The problem here is that the cost of supporting all of this hip goodness is well beyond that of any other park in NYC: "Annual maintenance costs for the High Line are an astounding $672,000 per acre. (Central Park costs $32,000 per acre.) The park, which rises out of the pricey, designer boutique-gorged Meatpacking District, has 11 "parks enforcement patrol" officers for 2.8 acres. The Bronx gets five such officers -- to cover all 6,970 acres of Bronx parkland."
So, with all of their wealth and public spiritedness you'd think that people such as, Edward Norton, Kevin Bacon, Diane von Furstenberg and Barry Diller might be able to raise this money privately. But you' be wrong, it is the local residents and businesses who are being asked-in the form of a BID-to pony up for this park; making Bloomberg a prophet when he talked about New York being a, "luxury item."
And in the process, the High Liners dramatize all that is wrong with the proliferation of these BIDs. As we said recently-and the NY Post concurred:
"In many cases, when the mayor or Rob Walsh, the city's small business commissioner, want to trumpet neighborhood business success, they point to the creation of yet another Business Improvement District (BID). These BIDS, however, as the NY Post highlights today, are actually symptomatic-not of success-but of the way that the city surreptitiously increases local taxes by other means: "BIDs are, in effect, mini-municipalities with the power to levy taxes and provide services within their geographic limits. Back in the bad old (that is, pre-Giuliani) days -- when the city could neither clean the streets nor keep them safe -- BIDs were a novel way to finance vital municipal functions without siphoning tax dollars from bloated social-service programs or a spectacularly dysfunctional school system. Business owners within the BID got no break on their regular taxes and levies, of course -- the BID takeaways were, and remain, in addition to everything else."
So if Ed Norton, et al, are in the mood for a little urban greenery, it would be decent of them to figure out how not to stick the shlubs in the neighborhood with the bill. And if the cost of maintaining this little piece of park was expected to be a bit too dear, than it behooved the mayor-and Speaker Quinn who advocated for it, and provided the city council's own funds-to either plan for a way to control costs, or simply stop this extravagance in its tracks.

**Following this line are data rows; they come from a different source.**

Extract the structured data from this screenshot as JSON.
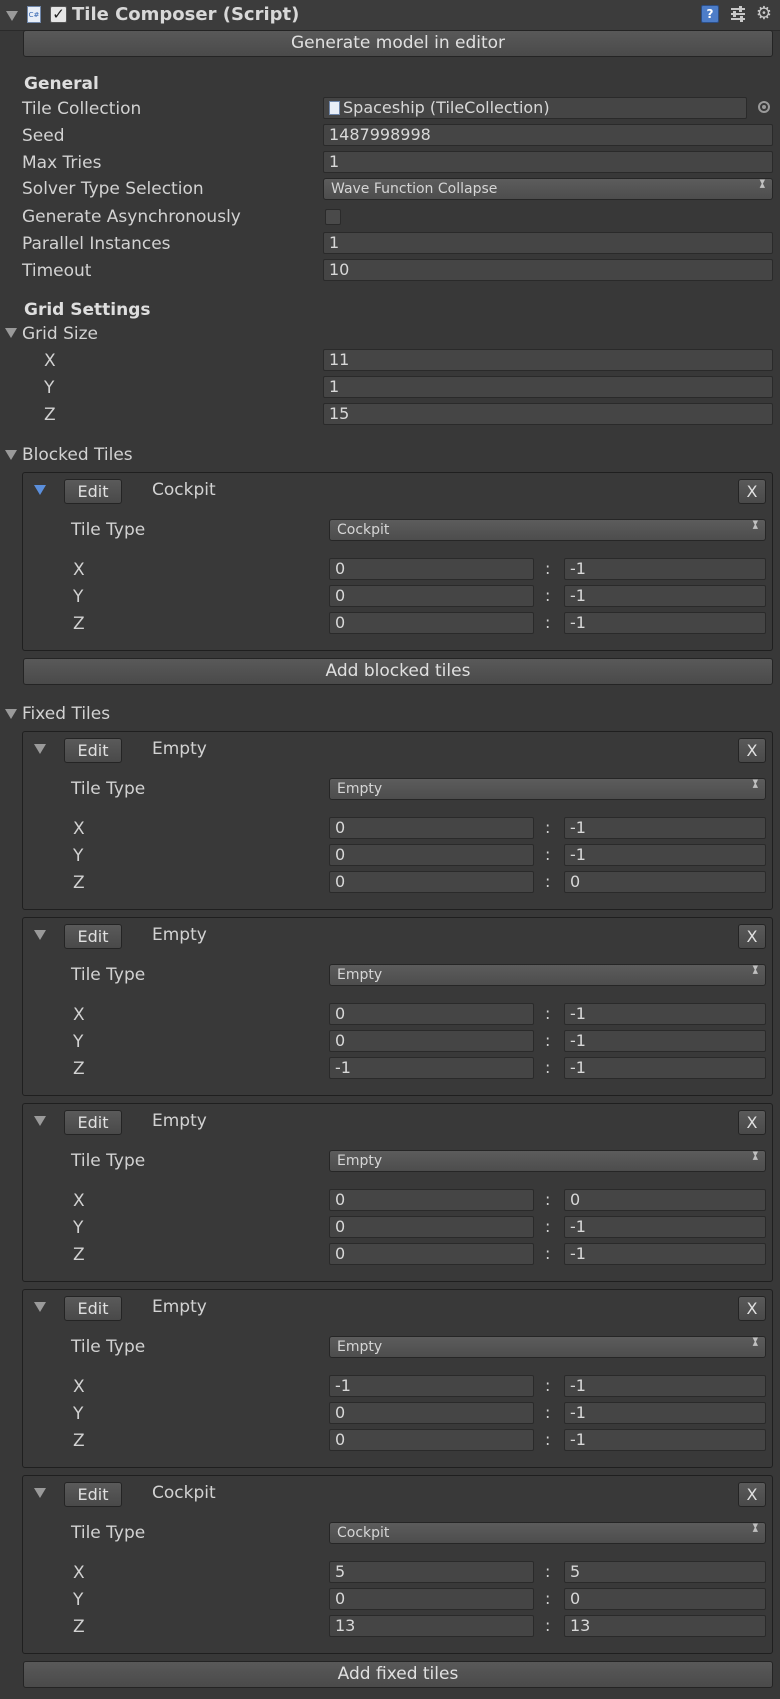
{
  "header": {
    "title": "Tile Composer (Script)",
    "script_icon_text": "C#",
    "icons": [
      "help-icon",
      "preset-icon",
      "gear-icon"
    ]
  },
  "generate_button": "Generate model in editor",
  "general": {
    "heading": "General",
    "tile_collection_label": "Tile Collection",
    "tile_collection_value": "Spaceship (TileCollection)",
    "seed_label": "Seed",
    "seed_value": "1487998998",
    "max_tries_label": "Max Tries",
    "max_tries_value": "1",
    "solver_label": "Solver Type Selection",
    "solver_value": "Wave Function Collapse",
    "async_label": "Generate Asynchronously",
    "async_checked": false,
    "parallel_label": "Parallel Instances",
    "parallel_value": "1",
    "timeout_label": "Timeout",
    "timeout_value": "10"
  },
  "grid": {
    "heading": "Grid Settings",
    "size_label": "Grid Size",
    "x_label": "X",
    "x_value": "11",
    "y_label": "Y",
    "y_value": "1",
    "z_label": "Z",
    "z_value": "15"
  },
  "blocked": {
    "heading": "Blocked Tiles",
    "add_button": "Add blocked tiles",
    "items": [
      {
        "edit": "Edit",
        "name": "Cockpit",
        "remove": "X",
        "type_label": "Tile Type",
        "type": "Cockpit",
        "x_label": "X",
        "x_min": "0",
        "x_max": "-1",
        "y_label": "Y",
        "y_min": "0",
        "y_max": "-1",
        "z_label": "Z",
        "z_min": "0",
        "z_max": "-1",
        "sep": ":"
      }
    ]
  },
  "fixed": {
    "heading": "Fixed Tiles",
    "add_button": "Add fixed tiles",
    "items": [
      {
        "edit": "Edit",
        "name": "Empty",
        "remove": "X",
        "type_label": "Tile Type",
        "type": "Empty",
        "x_label": "X",
        "x_min": "0",
        "x_max": "-1",
        "y_label": "Y",
        "y_min": "0",
        "y_max": "-1",
        "z_label": "Z",
        "z_min": "0",
        "z_max": "0",
        "sep": ":"
      },
      {
        "edit": "Edit",
        "name": "Empty",
        "remove": "X",
        "type_label": "Tile Type",
        "type": "Empty",
        "x_label": "X",
        "x_min": "0",
        "x_max": "-1",
        "y_label": "Y",
        "y_min": "0",
        "y_max": "-1",
        "z_label": "Z",
        "z_min": "-1",
        "z_max": "-1",
        "sep": ":"
      },
      {
        "edit": "Edit",
        "name": "Empty",
        "remove": "X",
        "type_label": "Tile Type",
        "type": "Empty",
        "x_label": "X",
        "x_min": "0",
        "x_max": "0",
        "y_label": "Y",
        "y_min": "0",
        "y_max": "-1",
        "z_label": "Z",
        "z_min": "0",
        "z_max": "-1",
        "sep": ":"
      },
      {
        "edit": "Edit",
        "name": "Empty",
        "remove": "X",
        "type_label": "Tile Type",
        "type": "Empty",
        "x_label": "X",
        "x_min": "-1",
        "x_max": "-1",
        "y_label": "Y",
        "y_min": "0",
        "y_max": "-1",
        "z_label": "Z",
        "z_min": "0",
        "z_max": "-1",
        "sep": ":"
      },
      {
        "edit": "Edit",
        "name": "Cockpit",
        "remove": "X",
        "type_label": "Tile Type",
        "type": "Cockpit",
        "x_label": "X",
        "x_min": "5",
        "x_max": "5",
        "y_label": "Y",
        "y_min": "0",
        "y_max": "0",
        "z_label": "Z",
        "z_min": "13",
        "z_max": "13",
        "sep": ":"
      }
    ]
  }
}
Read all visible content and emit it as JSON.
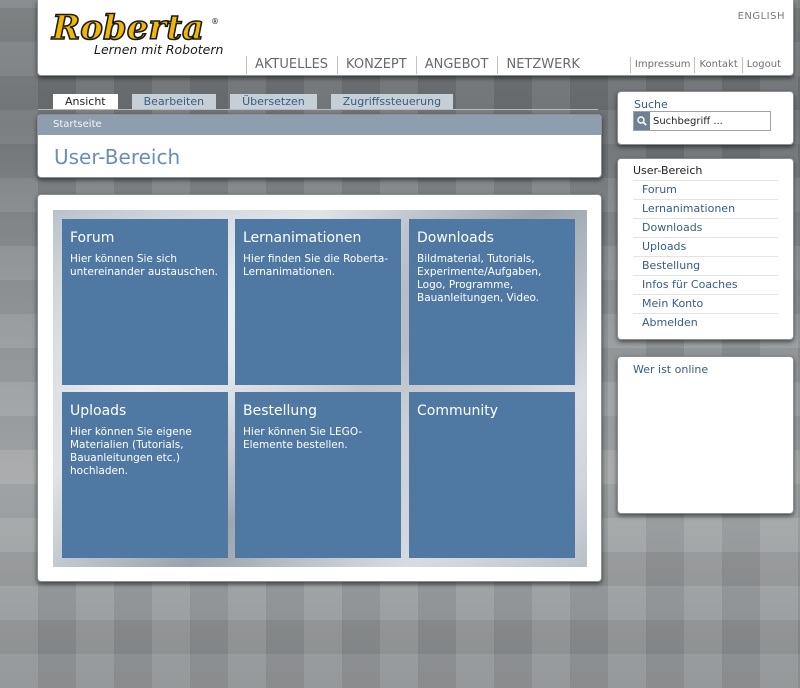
{
  "header": {
    "logo_text": "Roberta",
    "logo_tagline": "Lernen mit Robotern",
    "language_link": "ENGLISH",
    "main_nav": [
      "AKTUELLES",
      "KONZEPT",
      "ANGEBOT",
      "NETZWERK"
    ],
    "meta_nav": [
      "Impressum",
      "Kontakt",
      "Logout"
    ]
  },
  "tabs": [
    {
      "label": "Ansicht",
      "active": true
    },
    {
      "label": "Bearbeiten",
      "active": false
    },
    {
      "label": "Übersetzen",
      "active": false
    },
    {
      "label": "Zugriffssteuerung",
      "active": false
    }
  ],
  "breadcrumb": "Startseite",
  "page_title": "User-Bereich",
  "tiles": [
    {
      "title": "Forum",
      "description": "Hier können Sie sich untereinander austauschen."
    },
    {
      "title": "Lernanimationen",
      "description": "Hier finden Sie die Roberta-Lernanimationen."
    },
    {
      "title": "Downloads",
      "description": "Bildmaterial, Tutorials, Experimente/Aufgaben, Logo, Programme, Bauanleitungen, Video."
    },
    {
      "title": "Uploads",
      "description": "Hier können Sie eigene Materialien (Tutorials, Bauanleitungen etc.) hochladen."
    },
    {
      "title": "Bestellung",
      "description": "Hier können Sie LEGO-Elemente bestellen."
    },
    {
      "title": "Community",
      "description": ""
    }
  ],
  "sidebar": {
    "search_label": "Suche",
    "search_placeholder": "Suchbegriff ...",
    "user_area_heading": "User-Bereich",
    "user_menu": [
      "Forum",
      "Lernanimationen",
      "Downloads",
      "Uploads",
      "Bestellung",
      "Infos für Coaches",
      "Mein Konto",
      "Abmelden"
    ],
    "who_online_heading": "Wer ist online"
  },
  "colors": {
    "tile_blue": "#4f79a3",
    "link_blue": "#355d86",
    "title_blue": "#6a8eb5",
    "breadcrumb_bar": "#8f9eae",
    "logo_yellow": "#f2b705"
  }
}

Now, however, with the maintenance costs escalating, the city wants to shift the bill to the neighborhood residents and small businesses who are already hurting from the Bloomberg tax and spend regime. As Smith points out: "To pay for all this, local business owners are about to be socked with a mandatory Business Improvement District surtax. In a twist, residents are also going to be made to pay the BID, the first time this has ever been done. All for the privilege to live near what blog walletpop.com calls the High Line "the country's most progressive park."
Progressive? More like regressive; as the rich patrons step aside to let the little people pick up the tab: "Being asked to pay a new tax to maintain the High Line is "ridiculous," Tam Nguyen, the manager of the neighborhood clothing shop Earnest Sewn, told The Post last week. "We were here first. None of us were ever given any sense we would be responsible for the upkeep."
So, if the mayor knows what's good for him, he will step right into this attempted highway robbery; the symbolism here is way too close to a political nerve for someone who has never shown any real sensitivity to small business or neighborhood concerns. Let the bien pensants pay for their own pleasures-and leave the local folks the hell alone.